Sementara, pemuda tampan itu sendiri, sudah merunduk di balik semak-semak sambil membentangkan anak panahnya. Yang menjadi sasarannya, seekor kijang muda. Binatang itu sama sekali tidak mengetahui bahaya yang mengancamnya. Karena angin yang bertiup saat itu, berhembus ke arah Adipati Setya Bumi. Sehingga, binatang itu tidak mencium sama sekali bahaya yang mengintainya. Namun, selagi pemuda itu tersenyum membayangkan tubuh kijang muda itu terpanggang anak panahnya, tiba-tiba saja terdengar sebuah bentakan nyaring seiring dengan meluncurnya anak panah yang dilepaskan pemuda itu.
"Haiiit...!"
Berbarengan dengan suara bentakan yang nyaring itu, secercah sinar putih berkeredep mengancam tenggorokan Adipati Setya Bumi. Karuan saja adipati muda itu menjadi geram. Karena binatang buruannya telah melesat lebih dulu ketika mendengar suara yang mengejutkan itu.

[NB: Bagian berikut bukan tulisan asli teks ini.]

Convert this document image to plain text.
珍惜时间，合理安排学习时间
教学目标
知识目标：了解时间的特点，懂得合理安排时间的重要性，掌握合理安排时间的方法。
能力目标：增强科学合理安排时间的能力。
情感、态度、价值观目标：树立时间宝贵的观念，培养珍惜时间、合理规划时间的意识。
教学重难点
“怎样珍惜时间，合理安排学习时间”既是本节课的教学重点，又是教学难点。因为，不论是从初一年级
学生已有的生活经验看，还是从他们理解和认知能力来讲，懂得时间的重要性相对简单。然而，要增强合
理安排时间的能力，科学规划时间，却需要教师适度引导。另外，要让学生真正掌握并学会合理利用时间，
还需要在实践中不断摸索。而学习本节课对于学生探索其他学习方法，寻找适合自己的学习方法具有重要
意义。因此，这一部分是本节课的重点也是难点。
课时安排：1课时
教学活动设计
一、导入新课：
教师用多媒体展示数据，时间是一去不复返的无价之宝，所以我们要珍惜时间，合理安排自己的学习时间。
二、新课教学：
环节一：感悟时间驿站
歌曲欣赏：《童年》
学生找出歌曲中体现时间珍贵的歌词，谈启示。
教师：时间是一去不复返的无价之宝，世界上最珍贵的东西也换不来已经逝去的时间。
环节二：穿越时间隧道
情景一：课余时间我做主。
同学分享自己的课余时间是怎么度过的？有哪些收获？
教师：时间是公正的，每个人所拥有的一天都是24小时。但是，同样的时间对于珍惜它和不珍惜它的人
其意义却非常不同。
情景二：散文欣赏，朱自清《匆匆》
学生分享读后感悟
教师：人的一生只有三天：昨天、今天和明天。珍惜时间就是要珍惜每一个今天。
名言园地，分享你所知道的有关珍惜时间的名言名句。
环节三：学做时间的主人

Merasa kesenangannya terganggu, pemuda itu menjadi marah bukan main! Sambii menarik mundur tubuhnya, dan merendahkan kaki belakang, serangan pedang lawan pun tuput dari sasarannya. Sedangkan kaki depannya yang terjulur lurus, langsung melakukan serangan balasan dengan sebuah tendangan ujung sepatunya!
Zebbb!
Gerakan sosok tubuh berpakaian biru muda yang menyerangnya itu, ternyata cukup gesit! Dengan sebuah gerakan yang berputar indah, sosok tubuh itu berhasil menghindari sambaran kaki lawannya. Bahkan dengan gerakan itu, ia sempat menyilangkan senjatanya, hingga membentuk goresan menyilang di udara!
"Haiiit...!"
Sambil membentak keras, tubuh Adipati Setya Bumi melambung dan berjumpalitan beberapa kali kebelakang. Dengan demikian, serangan sosok tubuh ramping itu kembali tuput, dan hanya menyambar daerah yang kosong.
"Keparat bosan hidup! Siapa kau...!" bentak Adipati Setya Bumi begitu kedua kakinya mendarat di atas tanah berumput tebal. Sepasang mata pemuda tampan itu terbelalak ketika mengenali sosok tubuh ramping, yang telah berani mati membokongnya itu. Sehingga, untuk beberapa saat lamanya, pemuda hanya berdiri termangu, tanpa sepatah kata pun terucap dari mulutnya.
"Hm..., begitu mudahnya kau melupakan aku, Jahanam Busuk! Jangan harap kau bisa hidup tenteram di dunia ini! Dan, kau harus menebusnya dengar kematian!" geram sosok tubuh ramping yang mengenakan pakaian biru muda itu. la tidak lain adalah Trijanti, si gadis pendekar yang telah diperdaya Pradipta beberapa waktu lalu. Namun, keterkejutan Pradipta hanya berlaku sesaat saja. Wajah tampan itu kembali tersenyum manis. Bahkan, sepasang matanya bersinar gembira. Seolah pertemuan itu memang sudah lama dinantikannya.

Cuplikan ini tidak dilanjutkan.